Title page for ETD etd-11082011-220644

Type of Document Dissertation
Author Wright, Julie Adele
Author's Email Address jwrig35@lsu.edu
URN etd-11082011-220644
Title The Impact of Oral Fluency and Silent Fluency on the Comprehension of Fourth Graders
Degree Doctor of Philosophy (Ph.D.)
Department Educational Theory, Policy, & Practice
Advisory Committee
Advisor Name Title
Cheek, Earl Committee Chair
Blanchard, Pamela Committee Member
Mitchell, Roland Committee Member
Wandersee, Jim Committee Member
Sarkar, Husain Dean's Representative
  • Comprehension
  • Oral Fluency
  • Silent Fluency
Date of Defense 2011-10-26
Availability unrestricted
The purpose of this quantitative study was to discover if a connection exists between oral fluency and silent fluency. Comprehension was used as the consistent measurement instrument for the study. Understanding how oral fluency transitions to silent fluency helps educators understand how to assist students with this process. Most reading done to acquire knowledge after the fourth grade is performed silently. Students need to be an effective silent reader to be successful in school. In addition, reading comprehension and most other parts of standardized testing is read silently by the student unless accommodations are put in place before testing.

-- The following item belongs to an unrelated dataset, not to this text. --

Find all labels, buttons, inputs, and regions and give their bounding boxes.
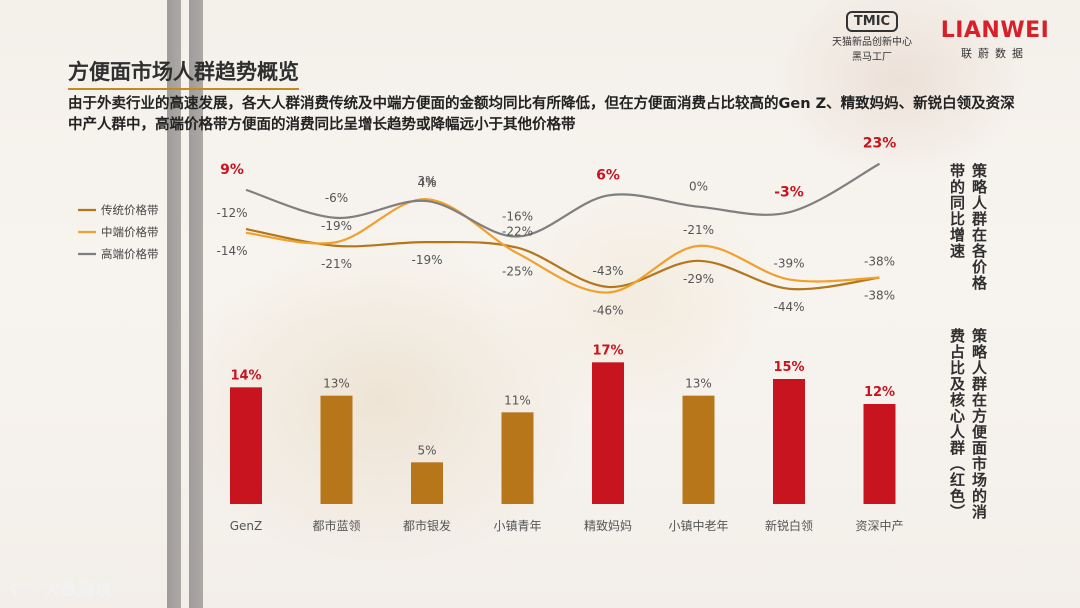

If a connection exists between oral fluency and silent fluency then instructional methods could be implemented to make both modes of reading equally successful. Also indicators that signal the teacher that the student is prepared to move to silent reading may be identified.

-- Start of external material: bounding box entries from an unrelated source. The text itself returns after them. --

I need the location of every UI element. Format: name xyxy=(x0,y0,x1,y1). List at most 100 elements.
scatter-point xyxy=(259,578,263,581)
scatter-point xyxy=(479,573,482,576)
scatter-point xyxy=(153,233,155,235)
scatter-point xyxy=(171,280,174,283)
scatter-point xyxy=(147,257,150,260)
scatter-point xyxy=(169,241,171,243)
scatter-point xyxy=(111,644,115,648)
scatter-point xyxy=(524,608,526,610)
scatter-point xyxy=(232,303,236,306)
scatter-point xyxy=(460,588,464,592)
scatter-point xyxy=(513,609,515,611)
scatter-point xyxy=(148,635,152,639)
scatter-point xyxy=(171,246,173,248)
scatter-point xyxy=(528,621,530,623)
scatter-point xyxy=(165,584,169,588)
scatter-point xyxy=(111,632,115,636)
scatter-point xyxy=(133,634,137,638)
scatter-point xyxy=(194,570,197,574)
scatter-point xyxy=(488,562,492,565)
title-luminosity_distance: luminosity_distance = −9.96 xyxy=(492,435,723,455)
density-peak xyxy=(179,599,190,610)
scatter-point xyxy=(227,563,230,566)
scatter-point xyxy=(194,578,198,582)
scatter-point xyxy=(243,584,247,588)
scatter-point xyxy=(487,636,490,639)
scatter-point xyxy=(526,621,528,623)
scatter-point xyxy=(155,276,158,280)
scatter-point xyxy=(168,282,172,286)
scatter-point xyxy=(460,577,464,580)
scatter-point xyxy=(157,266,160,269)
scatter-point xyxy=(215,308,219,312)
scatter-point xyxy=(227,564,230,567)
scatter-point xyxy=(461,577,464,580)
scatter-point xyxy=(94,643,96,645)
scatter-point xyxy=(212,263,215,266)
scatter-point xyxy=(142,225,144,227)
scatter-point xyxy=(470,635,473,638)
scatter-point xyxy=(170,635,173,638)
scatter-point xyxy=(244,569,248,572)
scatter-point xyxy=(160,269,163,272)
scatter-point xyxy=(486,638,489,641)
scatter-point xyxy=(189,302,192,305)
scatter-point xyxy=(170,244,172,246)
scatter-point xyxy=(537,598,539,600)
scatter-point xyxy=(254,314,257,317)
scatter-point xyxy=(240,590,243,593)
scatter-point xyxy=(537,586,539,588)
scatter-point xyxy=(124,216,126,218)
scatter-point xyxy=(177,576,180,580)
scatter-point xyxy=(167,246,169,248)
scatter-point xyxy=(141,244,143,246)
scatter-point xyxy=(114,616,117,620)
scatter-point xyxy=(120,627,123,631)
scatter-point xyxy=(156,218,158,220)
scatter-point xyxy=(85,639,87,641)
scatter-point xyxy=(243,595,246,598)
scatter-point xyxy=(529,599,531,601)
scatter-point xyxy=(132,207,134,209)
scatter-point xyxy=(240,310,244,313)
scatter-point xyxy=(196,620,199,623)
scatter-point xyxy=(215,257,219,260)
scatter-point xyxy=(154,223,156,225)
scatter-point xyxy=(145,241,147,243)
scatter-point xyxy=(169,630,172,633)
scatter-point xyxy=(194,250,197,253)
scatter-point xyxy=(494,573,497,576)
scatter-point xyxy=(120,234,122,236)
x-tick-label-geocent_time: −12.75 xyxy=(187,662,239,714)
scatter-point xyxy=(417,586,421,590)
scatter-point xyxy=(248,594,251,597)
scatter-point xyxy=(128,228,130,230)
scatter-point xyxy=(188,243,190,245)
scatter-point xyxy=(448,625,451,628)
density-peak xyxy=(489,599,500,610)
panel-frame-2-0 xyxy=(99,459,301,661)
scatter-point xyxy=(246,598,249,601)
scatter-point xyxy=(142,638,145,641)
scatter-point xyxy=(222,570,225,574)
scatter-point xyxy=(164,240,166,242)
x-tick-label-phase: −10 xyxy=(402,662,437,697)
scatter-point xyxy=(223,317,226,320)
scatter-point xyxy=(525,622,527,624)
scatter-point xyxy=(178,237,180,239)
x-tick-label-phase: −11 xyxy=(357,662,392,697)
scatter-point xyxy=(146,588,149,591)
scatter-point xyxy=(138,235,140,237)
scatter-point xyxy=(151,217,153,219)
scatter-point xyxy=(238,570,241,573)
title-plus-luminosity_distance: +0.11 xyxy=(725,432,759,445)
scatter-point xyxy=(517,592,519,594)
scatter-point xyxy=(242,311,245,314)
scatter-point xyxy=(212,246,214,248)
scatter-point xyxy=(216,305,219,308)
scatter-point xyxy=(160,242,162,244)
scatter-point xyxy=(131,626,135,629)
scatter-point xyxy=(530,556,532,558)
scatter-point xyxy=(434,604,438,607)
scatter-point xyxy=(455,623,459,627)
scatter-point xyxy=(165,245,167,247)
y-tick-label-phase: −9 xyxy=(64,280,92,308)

Students reading eight grade level passages both orally and silently allowed data to be collected to determine if a connection was present for the two types of fluency. A slight connection between oral and silently was found, but was not strong enough to make blanket statements. Although data collected about prosody was strong enough to determine that if a student reads orally with prosody, their comprehension will be strong for both oral and silent reading. This study also used five different types of comprehension questions and it was determined that vocabulary questions were statistically more difficult to answer than the other four types of questions.